If S3 is in the OFF position, DC power will be prevented from being applied to the electronic circuit 80, regardless of whether S1 or S2 are open or closed.
Referring to FIGS. 4A, 4B, and 4C, the self-contained alarm system is shown in a typical installation on an appliance with side-by-side refrigerator and freezer compartments. The alarm unit 90 is attached to the top of the appliance 100 using magnetic means 98, which is permanently adhered to the rear surface of the enclosure 95.
The alarm unit 90 is positioned such that alignment tabs 96 and 97 contact the appliance chassis 120 near the compartment openings for each respective door 105 and 110; also such that sensor switch 13 will be compressed upon closure of door 105, and sensor switch 12 will be compressed upon closure of door 110. Thus, in the preferred embodiment, each compartment door position is sensed independently with a single self-contained alarm unit.

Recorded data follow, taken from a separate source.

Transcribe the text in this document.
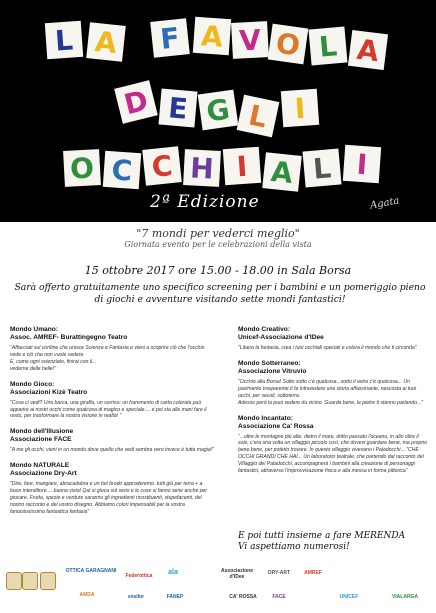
L A	F A V O L A
D E G L I
O C C H I A L I
2ª Edizione	Agata
"7 mondi per vederci meglio"
Giornata evento per le celebrazioni della vista
15 ottobre 2017 ore 15.00 - 18.00 in Sala Borsa
Sarà offerto gratuitamente uno specifico screening per i bambini e un pomeriggio pieno di giochi e avventure visitando sette mondi fantastici!
Mondo Umano:
Assoc. AMREF- Burattingegno Teatro
"Affacciati sul confine che unisce Scienza e Fantasia e vieni a scoprire ciò che l'occhio vede e ciò che non vuole vedere.
E, come ogni scienziato, finirai con il...
vederne delle belle!"
Mondo Gioco:
Associazioni Kizè Teatro
"Cosa ci vedi? Una barca, una giraffa, un sorriso: un frammento di carta colorata può apparire ai nostri occhi come qualcosa di magico e speciale.... e poi sta alle mani fare il resto, per trasformare la nostra visione in realtà! "
Mondo dell'Illusione
Associazione FACE
"A me gli occhi, vieni in un mondo dove quello che vedi sembra vero invece è tutta magia!"
Mondo NATURALE
Associazione Dry-Art
"Dire, fare, mangiare, abracadabra e un bel brodo approderemo. tutti giù per terra + a buon intenditore.... buona vista! Qui si gioca sul serio e le cose si fanno serie anche per giocare. Frutta, spezie e verdure saranno gli ingredienti ricostituenti, stupefacenti, del nostro racconto e del vostro disegno. Abbiamo colori impensabili per la vostra fantasiosissima fantastica fantasia"
Mondo Creativo:
Unicef-Associazione d'IDee
"Libera la fantasia, crea i tuoi occhiali speciali e colora il mondo che ti circonda"
Mondo Sotterraneo:
Associazione Vitruvio
"Occhio alla Borsa! Sotto sotto c'è qualcosa...sotto il vetro c'è qualcosa... Un pavimento trasparente ti fa intravedere una storia affascinante, nascosta ai tuoi occhi, per secoli, sottoterra.
Adesso però la puoi vedere da vicino. Guarda bene, le pietre ti stanno parlando..."
Mondo Incantato:
Associazione Ca' Rossa
"...oltre le montagne più alte, dietro il mare, dritto passato l'oceano, in alto oltre il sole, c'era una volta un villaggio piccolo così, che dovevi guardare bene, ma proprio bene bene, per poterlo trovare. In questo villaggio vivevano i Paladocchi...."CHE OCCHI GRANDI CHE HAI... Un laboratorio teatrale, che partendo dal racconto del Villaggio dei Paladocchi, accompagnerà i bambini alla creazione di personaggi fantastici, attraverso l'improvvisazione fisica e alla messa in forma pittorica"
E poi tutti insieme a fare MERENDA
Vi aspettiamo numerosi!
OTTICA GARAGNANI
Federottica	ala	Associazione d'IDee
DRY-ART	AMREF
AMDA	essilor	FANEP	CA' ROSSA	FACE	VIALARGA
UNICEF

FIGS. 5A and 5B illustrate installation of the alarm unit 90 on a refrigeration appliance having one compartment atop the other and right-hand opening doors 105 and 110. For left-hand opening doors, the alarm unit 90 would be installed on the right-hand side of the appliance 100 and rotated 180° about a vertical axis through the alarm unit 90 so that the sensor switches 12 and 13 face the front of the appliance.
While the preferred embodiment describes in detail one implementation of the present invention, other additions, applications, or modifications will be obvious to those skilled in the art and can be implemented without departing from the spirit and scope of this invention.